Indonesia has officially finalized the Comprehensive Investment and Policy Plan (CIPP), aiming to persuade the members of the Just Energy Transition Partnership (JETP) to secure $20 billion in funds for green energy transformation on Nov. 21.
The Indonesian JETP Secretariat announced the CIPP draft in early November and released the final content after about 3 weeks of public consultation. The CIPP document focuses on an on-grid electricity system with a decarbonization scenario of 250 million tons of CO2 with a share of renewable energy reaching 44% in 2030. In addition, the JETP roadmap also stipulates achieving net zero electricity emissions by 2050.
The Cirata floating solar farm in in West Java. (Photo: PLN)
The plan outlines 400 priority projects that must be initiated before 2030, estimating a required funding of $66.9 billion. Edo Mahendra, the General Secretary of Indonesian JETP, emphasized that the $20 billion committed by JETP should be seen as a "catalyst," with the hope of attracting more investments in the future.
JETP itself or the Just Energy Transition Partnership, is a financing program that involves members of the Group of Seven (G7), multilateral development banks, and private lending institutions providing equity investments, grants, and concessional loans. The goal of the program is to assist developing countries in the transition to clean energy in the energy sectors. Indonesia is the largest beneficiary of JETP funds, receiving a total allocation of $20 billion. However, the timing of when these funds can be utilized depends on the content of the CIPP.
The official statement from the United States Embassy in Indonesia indicates that through the CIPP, Indonesia is expected to achieve goals related to carbon emission restrictions, the development of renewable energy, and achieving net-zero emissions by 2050. Erick Tohir, Indonesia’s Coordinating Minister for Maritime Affairs and Investment, stated that "CIPP provides a strategic roadmap for Indonesia's energy transition and addresses issues related to technology, finance, politics, and social justice."
However, Bhima Yudhistira, the Director of the Center for Economic and Legal Studies in Indonesia, believes that the recently announced plan shows no significant changes compared to the draft. This is because it doesn’t mention any plans to accelerate the termination of high-carbon-emission coal power plants, and the scope is limited to only two power plants. This creates a contradiction with the JETP plan, which aims to increase the share of renewable energy before 2030.

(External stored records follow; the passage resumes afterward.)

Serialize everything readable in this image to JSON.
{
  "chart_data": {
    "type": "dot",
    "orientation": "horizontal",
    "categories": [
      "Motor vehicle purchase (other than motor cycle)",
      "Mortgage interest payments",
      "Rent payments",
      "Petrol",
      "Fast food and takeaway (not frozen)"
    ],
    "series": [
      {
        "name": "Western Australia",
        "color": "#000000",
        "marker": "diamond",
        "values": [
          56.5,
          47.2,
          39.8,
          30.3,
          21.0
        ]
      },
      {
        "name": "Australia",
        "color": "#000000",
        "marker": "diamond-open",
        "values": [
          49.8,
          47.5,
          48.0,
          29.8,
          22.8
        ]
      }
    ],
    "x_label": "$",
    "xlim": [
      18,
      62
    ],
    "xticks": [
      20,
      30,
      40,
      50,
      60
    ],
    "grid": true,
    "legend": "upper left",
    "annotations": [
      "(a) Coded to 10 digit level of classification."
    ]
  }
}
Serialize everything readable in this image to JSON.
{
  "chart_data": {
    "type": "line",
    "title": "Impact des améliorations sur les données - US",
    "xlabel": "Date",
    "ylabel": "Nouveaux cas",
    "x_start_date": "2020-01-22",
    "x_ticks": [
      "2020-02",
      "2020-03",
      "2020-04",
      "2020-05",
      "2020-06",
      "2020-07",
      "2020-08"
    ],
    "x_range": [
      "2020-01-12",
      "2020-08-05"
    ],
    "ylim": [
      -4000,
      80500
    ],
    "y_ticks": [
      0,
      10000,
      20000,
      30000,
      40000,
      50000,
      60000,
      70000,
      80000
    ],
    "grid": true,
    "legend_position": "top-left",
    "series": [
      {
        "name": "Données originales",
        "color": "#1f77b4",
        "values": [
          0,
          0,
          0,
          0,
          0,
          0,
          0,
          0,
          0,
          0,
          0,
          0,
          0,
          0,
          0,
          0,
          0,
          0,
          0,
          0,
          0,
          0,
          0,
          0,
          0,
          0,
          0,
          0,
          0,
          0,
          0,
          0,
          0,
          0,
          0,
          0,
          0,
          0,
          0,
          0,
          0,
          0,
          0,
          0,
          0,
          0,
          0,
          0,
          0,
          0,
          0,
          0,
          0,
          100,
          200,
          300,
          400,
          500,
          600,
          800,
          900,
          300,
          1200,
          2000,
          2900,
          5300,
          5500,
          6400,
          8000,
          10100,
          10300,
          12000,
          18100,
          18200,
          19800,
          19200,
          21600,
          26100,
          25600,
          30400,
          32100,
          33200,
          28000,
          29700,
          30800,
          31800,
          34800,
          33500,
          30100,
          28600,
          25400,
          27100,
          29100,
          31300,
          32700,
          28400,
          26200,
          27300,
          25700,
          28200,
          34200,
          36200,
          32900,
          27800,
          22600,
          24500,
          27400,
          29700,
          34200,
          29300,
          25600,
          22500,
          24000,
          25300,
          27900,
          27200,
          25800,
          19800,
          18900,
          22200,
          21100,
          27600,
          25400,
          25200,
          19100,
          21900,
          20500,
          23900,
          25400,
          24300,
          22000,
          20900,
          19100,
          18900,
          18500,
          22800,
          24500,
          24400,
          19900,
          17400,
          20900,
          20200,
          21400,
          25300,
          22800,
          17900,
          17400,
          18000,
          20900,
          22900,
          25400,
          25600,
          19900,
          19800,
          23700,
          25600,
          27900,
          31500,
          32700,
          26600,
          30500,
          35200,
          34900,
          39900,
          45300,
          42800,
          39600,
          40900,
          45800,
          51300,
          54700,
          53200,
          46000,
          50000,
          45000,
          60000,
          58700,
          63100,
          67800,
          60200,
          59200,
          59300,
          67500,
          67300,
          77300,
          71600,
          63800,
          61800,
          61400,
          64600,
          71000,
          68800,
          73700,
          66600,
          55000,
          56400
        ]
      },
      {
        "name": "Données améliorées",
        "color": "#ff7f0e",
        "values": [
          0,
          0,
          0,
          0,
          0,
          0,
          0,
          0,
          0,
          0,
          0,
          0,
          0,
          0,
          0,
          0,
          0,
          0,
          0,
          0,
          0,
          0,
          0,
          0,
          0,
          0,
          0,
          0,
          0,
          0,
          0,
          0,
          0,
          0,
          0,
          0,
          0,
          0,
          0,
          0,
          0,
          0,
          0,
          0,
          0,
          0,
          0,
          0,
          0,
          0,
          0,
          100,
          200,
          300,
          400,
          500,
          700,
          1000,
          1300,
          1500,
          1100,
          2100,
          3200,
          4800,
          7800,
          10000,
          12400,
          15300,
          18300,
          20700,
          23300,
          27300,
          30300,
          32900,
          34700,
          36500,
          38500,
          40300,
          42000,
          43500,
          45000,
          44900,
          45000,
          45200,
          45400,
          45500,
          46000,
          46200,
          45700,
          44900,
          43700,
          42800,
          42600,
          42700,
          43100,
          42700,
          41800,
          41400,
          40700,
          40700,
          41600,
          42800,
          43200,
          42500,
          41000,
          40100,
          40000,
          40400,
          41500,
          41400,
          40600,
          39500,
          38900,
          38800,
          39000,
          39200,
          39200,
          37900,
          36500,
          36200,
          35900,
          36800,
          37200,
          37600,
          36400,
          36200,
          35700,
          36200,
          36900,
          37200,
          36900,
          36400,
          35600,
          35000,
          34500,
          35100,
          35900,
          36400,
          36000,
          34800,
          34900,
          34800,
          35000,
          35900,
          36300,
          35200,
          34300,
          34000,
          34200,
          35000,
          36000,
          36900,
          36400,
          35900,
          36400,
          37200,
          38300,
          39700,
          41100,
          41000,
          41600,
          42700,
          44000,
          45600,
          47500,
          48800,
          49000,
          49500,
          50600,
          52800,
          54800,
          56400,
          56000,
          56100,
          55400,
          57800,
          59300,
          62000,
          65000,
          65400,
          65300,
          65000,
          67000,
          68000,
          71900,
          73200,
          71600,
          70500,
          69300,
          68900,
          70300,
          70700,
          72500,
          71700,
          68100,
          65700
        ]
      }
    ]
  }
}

In addition, the head of the non-profit organization Greenpeace Indonesia, Leonard Simanjutak also stated that CIPP has limited impact on Indonesia's energy transition development because the plan doesn’t include captive coal power plants. The generation capacity of such power plants has significantly and continue to increase from 1.3 GW in 2013 to 10.8 GW this year, posing a significant obstacle to Indonesia's goal of achieving net-zero carbon emissions.